Zhang Min, Schaubel Douglas E
Department of Biostatistics, University of Michigan, Ann Arbor, MI 48109-2029, USA.
Biometrics. 2012 Dec;68(4):999-1009. doi: 10.1111/j.1541-0420.2012.01759.x. Epub 2012 Apr 4.
Restricted mean lifetime is often of direct interest in epidemiologic studies involving censored survival times. Differences in this quantity can be used as a basis for comparing several groups. For example, transplant surgeons, nephrologists, and of course patients are interested in comparing posttransplant lifetimes among various types of kidney transplants to assist in clinical decision making. As the factor of interest is not randomized, covariate adjustment is needed to account for imbalances in confounding factors. In this report, we use semiparametric theory to develop an estimator for differences in restricted mean lifetimes although accounting for confounding factors. The proposed method involves building working models for the time-to-event and coarsening mechanism (i.e., group assignment and censoring). We show that the proposed estimator possesses the double robust property; i.e., when either the time-to-event or coarsening process is modeled correctly, the estimator is consistent and asymptotically normal. Simulation studies are conducted to assess its finite-sample performance and the method is applied to national kidney transplant data.
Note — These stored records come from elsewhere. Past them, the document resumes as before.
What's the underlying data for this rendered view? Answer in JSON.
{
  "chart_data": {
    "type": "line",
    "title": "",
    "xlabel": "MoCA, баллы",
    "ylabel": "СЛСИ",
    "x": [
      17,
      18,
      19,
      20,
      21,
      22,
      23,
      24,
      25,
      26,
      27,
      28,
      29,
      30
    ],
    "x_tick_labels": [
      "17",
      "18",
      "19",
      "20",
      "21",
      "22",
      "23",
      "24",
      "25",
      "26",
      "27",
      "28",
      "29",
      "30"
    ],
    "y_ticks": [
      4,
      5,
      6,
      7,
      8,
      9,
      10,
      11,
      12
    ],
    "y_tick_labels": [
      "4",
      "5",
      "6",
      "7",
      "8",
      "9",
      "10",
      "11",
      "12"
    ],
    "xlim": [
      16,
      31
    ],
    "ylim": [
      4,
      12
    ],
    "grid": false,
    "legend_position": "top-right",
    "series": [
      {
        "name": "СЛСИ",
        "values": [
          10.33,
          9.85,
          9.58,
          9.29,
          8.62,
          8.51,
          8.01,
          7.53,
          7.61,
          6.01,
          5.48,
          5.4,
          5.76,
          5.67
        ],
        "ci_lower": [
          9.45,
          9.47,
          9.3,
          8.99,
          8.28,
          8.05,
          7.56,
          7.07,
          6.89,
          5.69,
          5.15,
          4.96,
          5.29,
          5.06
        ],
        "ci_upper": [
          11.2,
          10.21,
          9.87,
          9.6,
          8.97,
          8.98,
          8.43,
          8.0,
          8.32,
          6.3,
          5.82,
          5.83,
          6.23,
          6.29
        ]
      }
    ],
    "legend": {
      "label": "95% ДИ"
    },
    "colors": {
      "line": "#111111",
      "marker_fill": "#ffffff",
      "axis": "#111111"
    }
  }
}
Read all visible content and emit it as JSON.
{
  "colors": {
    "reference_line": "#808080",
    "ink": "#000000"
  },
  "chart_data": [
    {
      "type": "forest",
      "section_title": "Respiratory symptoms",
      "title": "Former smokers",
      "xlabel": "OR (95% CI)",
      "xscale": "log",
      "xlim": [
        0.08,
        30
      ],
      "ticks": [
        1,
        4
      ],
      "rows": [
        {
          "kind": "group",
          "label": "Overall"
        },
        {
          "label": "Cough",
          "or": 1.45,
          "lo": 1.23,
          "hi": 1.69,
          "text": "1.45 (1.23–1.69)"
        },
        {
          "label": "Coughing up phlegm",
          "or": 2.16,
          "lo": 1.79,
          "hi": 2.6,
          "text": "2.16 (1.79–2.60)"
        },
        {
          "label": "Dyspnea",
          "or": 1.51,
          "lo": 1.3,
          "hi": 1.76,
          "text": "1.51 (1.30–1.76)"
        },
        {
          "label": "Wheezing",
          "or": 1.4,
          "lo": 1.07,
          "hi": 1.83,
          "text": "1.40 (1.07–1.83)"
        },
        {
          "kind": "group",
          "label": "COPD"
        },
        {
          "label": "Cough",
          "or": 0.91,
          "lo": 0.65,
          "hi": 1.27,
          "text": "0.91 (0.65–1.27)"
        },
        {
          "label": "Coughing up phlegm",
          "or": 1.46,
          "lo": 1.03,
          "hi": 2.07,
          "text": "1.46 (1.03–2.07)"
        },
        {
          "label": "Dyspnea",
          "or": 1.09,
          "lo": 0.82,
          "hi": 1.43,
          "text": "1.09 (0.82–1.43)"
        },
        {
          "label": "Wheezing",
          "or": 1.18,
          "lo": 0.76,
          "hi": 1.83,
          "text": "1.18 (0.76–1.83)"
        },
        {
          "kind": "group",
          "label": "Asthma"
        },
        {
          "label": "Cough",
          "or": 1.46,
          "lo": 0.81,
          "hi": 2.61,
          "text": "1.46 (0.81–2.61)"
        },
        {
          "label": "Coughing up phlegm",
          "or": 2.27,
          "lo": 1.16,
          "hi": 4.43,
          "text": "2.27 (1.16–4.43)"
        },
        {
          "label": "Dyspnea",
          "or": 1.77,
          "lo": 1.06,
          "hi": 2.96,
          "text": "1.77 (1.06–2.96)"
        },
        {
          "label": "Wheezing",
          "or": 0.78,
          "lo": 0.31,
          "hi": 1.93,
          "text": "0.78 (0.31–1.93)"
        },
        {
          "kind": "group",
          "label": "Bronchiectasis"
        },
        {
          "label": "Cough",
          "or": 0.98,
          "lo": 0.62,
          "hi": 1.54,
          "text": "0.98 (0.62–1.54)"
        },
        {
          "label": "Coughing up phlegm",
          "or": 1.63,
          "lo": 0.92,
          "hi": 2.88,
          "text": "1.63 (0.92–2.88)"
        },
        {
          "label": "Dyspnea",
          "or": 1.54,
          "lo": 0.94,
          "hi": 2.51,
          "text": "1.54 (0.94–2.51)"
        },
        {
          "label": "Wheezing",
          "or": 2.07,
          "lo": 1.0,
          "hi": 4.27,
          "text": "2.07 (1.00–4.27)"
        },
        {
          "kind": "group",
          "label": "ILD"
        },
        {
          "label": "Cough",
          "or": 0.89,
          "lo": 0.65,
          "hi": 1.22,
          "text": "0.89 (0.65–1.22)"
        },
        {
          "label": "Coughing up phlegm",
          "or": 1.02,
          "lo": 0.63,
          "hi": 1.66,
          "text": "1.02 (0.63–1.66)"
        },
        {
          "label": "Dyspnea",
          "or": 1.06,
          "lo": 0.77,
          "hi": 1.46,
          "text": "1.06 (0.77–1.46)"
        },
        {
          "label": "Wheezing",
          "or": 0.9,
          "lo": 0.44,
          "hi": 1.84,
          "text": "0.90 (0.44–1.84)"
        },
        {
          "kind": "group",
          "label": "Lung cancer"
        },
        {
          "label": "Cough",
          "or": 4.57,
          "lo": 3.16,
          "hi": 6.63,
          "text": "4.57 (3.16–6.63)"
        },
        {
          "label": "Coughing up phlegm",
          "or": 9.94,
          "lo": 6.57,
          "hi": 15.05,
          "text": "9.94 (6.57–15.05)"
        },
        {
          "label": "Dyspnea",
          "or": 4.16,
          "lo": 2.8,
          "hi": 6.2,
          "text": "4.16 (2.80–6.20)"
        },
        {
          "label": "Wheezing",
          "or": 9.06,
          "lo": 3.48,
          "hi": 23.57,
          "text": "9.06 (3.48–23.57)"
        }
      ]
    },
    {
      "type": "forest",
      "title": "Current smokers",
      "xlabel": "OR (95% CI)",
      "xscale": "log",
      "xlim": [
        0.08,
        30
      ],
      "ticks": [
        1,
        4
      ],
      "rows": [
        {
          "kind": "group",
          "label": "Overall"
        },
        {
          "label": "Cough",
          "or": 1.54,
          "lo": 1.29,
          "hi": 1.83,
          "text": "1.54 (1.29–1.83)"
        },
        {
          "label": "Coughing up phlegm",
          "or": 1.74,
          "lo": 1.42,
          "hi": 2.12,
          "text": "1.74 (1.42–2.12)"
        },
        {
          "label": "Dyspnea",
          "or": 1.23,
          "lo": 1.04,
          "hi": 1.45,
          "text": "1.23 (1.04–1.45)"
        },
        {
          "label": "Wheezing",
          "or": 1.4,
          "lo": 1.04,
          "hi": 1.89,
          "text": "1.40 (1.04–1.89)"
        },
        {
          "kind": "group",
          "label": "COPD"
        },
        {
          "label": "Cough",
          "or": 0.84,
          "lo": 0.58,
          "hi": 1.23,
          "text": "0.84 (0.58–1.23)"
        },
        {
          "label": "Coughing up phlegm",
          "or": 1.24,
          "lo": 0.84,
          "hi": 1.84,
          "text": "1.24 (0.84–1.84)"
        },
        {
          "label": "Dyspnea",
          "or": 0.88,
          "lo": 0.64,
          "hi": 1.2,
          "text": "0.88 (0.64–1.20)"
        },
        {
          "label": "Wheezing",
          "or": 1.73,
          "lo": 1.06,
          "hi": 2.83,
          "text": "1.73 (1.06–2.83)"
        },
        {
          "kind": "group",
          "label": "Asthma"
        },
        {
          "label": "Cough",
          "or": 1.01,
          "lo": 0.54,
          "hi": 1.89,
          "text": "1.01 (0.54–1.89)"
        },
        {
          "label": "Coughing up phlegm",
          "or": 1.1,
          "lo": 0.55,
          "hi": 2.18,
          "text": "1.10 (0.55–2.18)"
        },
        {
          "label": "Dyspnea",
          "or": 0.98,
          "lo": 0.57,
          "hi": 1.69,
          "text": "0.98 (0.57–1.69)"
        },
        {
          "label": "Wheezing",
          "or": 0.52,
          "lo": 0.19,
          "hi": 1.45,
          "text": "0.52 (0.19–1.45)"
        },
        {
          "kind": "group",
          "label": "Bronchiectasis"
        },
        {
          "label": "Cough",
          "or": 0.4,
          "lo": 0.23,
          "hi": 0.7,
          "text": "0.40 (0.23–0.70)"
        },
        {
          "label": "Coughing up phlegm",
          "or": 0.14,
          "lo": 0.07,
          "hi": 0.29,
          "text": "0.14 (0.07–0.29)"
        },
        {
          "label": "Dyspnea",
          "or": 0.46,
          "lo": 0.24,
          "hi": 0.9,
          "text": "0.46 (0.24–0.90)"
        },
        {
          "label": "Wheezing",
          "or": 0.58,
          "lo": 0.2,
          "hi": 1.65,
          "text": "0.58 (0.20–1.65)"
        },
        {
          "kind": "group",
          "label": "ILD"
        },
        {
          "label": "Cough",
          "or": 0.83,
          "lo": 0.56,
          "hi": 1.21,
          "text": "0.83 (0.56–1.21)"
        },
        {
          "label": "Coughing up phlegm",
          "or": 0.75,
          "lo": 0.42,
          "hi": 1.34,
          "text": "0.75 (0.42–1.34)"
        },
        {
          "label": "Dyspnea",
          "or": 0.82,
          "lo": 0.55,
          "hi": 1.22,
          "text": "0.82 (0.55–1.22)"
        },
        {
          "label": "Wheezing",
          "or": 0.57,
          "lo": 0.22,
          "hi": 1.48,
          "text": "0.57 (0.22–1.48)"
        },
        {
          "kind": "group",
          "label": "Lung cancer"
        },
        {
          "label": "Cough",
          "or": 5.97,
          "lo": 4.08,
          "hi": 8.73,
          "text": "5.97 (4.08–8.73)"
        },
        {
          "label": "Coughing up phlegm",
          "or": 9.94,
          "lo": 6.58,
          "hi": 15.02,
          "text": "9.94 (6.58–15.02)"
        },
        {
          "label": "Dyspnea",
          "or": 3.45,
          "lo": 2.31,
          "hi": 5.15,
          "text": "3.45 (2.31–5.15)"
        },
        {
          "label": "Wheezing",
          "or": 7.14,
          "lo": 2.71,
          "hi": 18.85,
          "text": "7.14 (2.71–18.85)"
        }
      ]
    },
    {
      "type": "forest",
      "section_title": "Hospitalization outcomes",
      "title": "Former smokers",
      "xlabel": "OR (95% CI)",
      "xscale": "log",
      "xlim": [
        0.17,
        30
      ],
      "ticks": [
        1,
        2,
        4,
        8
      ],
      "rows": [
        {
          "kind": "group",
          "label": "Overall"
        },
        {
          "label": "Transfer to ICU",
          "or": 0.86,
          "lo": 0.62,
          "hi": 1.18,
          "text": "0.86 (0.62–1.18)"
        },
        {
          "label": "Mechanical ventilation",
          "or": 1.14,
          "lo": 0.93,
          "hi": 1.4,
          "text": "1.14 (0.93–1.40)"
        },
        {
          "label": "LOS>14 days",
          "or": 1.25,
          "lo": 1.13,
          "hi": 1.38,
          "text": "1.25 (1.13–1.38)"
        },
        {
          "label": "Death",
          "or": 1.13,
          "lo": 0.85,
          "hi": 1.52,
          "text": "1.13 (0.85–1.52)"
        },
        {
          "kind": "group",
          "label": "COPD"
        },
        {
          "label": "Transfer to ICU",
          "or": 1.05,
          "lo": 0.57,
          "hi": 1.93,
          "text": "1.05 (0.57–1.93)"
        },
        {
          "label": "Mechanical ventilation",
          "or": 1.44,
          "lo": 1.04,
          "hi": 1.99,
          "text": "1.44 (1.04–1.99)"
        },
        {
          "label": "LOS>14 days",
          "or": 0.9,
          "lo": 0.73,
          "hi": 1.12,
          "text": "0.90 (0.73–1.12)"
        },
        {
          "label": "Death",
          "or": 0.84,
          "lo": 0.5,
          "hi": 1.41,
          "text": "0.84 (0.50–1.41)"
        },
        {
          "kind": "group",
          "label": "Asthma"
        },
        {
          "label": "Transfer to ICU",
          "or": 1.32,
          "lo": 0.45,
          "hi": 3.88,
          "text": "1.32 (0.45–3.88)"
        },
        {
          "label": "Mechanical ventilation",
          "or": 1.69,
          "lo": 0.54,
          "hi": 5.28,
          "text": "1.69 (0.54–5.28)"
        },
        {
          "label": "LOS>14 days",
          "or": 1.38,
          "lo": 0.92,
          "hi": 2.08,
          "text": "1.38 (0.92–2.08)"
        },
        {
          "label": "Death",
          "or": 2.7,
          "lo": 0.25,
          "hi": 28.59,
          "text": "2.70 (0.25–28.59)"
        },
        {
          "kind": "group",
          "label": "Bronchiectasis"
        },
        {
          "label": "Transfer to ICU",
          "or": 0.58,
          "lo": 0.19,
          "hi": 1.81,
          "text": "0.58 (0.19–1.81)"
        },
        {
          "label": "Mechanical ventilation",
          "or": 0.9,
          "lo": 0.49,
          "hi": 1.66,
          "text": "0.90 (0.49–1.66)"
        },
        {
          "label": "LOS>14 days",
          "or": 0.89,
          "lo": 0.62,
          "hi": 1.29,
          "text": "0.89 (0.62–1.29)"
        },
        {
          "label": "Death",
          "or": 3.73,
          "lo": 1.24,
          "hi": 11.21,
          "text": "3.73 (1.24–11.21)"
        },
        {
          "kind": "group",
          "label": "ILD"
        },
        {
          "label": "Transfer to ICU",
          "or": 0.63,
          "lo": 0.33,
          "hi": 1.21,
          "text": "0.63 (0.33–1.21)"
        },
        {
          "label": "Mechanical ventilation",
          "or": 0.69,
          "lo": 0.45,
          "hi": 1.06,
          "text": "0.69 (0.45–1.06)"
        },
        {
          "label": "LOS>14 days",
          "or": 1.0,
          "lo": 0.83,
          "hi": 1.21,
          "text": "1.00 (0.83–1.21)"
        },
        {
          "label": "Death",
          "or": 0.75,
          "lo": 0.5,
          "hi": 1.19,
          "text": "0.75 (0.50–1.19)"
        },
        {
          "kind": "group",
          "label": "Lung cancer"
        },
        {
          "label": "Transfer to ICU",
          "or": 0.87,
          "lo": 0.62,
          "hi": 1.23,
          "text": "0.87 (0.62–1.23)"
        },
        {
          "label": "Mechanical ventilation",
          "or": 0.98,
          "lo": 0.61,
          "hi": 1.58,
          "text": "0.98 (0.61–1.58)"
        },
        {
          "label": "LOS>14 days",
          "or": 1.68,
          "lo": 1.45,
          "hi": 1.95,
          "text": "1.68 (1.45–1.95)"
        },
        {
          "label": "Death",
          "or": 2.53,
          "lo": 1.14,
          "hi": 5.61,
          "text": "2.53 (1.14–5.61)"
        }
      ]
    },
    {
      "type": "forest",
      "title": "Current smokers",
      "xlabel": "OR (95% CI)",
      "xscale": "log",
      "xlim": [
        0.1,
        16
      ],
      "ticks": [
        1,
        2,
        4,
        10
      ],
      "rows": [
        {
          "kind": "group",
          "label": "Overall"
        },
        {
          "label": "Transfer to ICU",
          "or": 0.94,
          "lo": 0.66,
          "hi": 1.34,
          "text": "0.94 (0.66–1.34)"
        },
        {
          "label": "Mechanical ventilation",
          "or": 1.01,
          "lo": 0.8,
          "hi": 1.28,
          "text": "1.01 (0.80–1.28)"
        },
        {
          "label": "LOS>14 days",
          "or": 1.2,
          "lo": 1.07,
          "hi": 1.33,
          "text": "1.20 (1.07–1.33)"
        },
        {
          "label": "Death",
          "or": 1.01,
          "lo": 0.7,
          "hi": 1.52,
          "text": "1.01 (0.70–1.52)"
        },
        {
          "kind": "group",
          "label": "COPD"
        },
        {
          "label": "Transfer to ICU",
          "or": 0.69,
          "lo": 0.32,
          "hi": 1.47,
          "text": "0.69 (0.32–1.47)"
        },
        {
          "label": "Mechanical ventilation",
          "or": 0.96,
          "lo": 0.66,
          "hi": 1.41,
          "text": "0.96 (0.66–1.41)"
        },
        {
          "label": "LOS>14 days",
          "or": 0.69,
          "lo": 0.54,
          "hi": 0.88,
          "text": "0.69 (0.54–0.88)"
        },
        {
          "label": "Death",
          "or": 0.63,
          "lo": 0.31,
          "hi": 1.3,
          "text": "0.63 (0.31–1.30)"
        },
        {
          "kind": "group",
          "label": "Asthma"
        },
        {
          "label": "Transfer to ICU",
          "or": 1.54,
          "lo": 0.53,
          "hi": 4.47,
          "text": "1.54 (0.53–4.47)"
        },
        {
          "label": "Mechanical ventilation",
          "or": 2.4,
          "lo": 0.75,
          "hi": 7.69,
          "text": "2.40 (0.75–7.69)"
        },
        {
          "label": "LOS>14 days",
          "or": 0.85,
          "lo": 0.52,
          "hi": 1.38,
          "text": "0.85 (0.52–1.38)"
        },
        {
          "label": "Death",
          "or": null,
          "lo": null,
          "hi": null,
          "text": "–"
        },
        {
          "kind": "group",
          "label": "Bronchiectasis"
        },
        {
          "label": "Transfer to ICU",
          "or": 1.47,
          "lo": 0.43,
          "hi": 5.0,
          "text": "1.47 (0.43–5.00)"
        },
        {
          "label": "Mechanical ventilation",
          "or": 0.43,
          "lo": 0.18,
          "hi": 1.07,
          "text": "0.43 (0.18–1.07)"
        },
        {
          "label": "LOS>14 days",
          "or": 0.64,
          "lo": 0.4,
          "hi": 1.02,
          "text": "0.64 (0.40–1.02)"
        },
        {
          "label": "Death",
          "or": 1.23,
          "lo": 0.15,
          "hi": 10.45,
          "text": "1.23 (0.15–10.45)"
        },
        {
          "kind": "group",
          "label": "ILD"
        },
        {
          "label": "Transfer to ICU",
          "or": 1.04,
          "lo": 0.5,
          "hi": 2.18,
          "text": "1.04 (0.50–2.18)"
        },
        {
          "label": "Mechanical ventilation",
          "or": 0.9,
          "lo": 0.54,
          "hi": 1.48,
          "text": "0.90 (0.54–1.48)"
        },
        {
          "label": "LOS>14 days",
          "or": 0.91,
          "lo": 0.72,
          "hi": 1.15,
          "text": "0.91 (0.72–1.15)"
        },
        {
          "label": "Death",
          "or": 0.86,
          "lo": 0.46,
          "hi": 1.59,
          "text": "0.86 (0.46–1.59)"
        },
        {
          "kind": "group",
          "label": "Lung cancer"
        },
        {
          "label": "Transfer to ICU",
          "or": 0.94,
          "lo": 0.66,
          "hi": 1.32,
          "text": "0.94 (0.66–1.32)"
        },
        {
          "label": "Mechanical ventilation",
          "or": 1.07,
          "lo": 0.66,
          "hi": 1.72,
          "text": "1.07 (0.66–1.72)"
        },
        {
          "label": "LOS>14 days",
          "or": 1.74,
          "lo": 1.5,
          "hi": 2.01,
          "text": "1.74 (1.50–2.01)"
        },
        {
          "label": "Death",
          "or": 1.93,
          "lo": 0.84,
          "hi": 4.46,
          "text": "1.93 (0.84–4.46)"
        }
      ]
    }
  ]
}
受限平均寿命在涉及删失生存时间的流行病学研究中常常是直接关注的对象。这个量的差异可作为比较多个组别的基础。例如,移植外科医生、肾病学家以及患者当然都有兴趣比较不同类型肾移植后的生存时间,以辅助临床决策。由于感兴趣的因素并非随机分配,所以需要进行协变量调整以考虑混杂因素的不平衡。在本报告中,我们运用半参数理论来开发一种用于估计受限平均寿命差异的方法,同时考虑混杂因素。所提出的方法涉及为事件发生时间和删失机制(即分组分配和删失)构建工作模型。我们表明,所提出的估计量具有双重稳健性;也就是说,当事件发生时间或删失过程被正确建模时,估计量是一致的且渐近正态。我们进行了模拟研究以评估其有限样本性能,并将该方法应用于全国肾移植数据。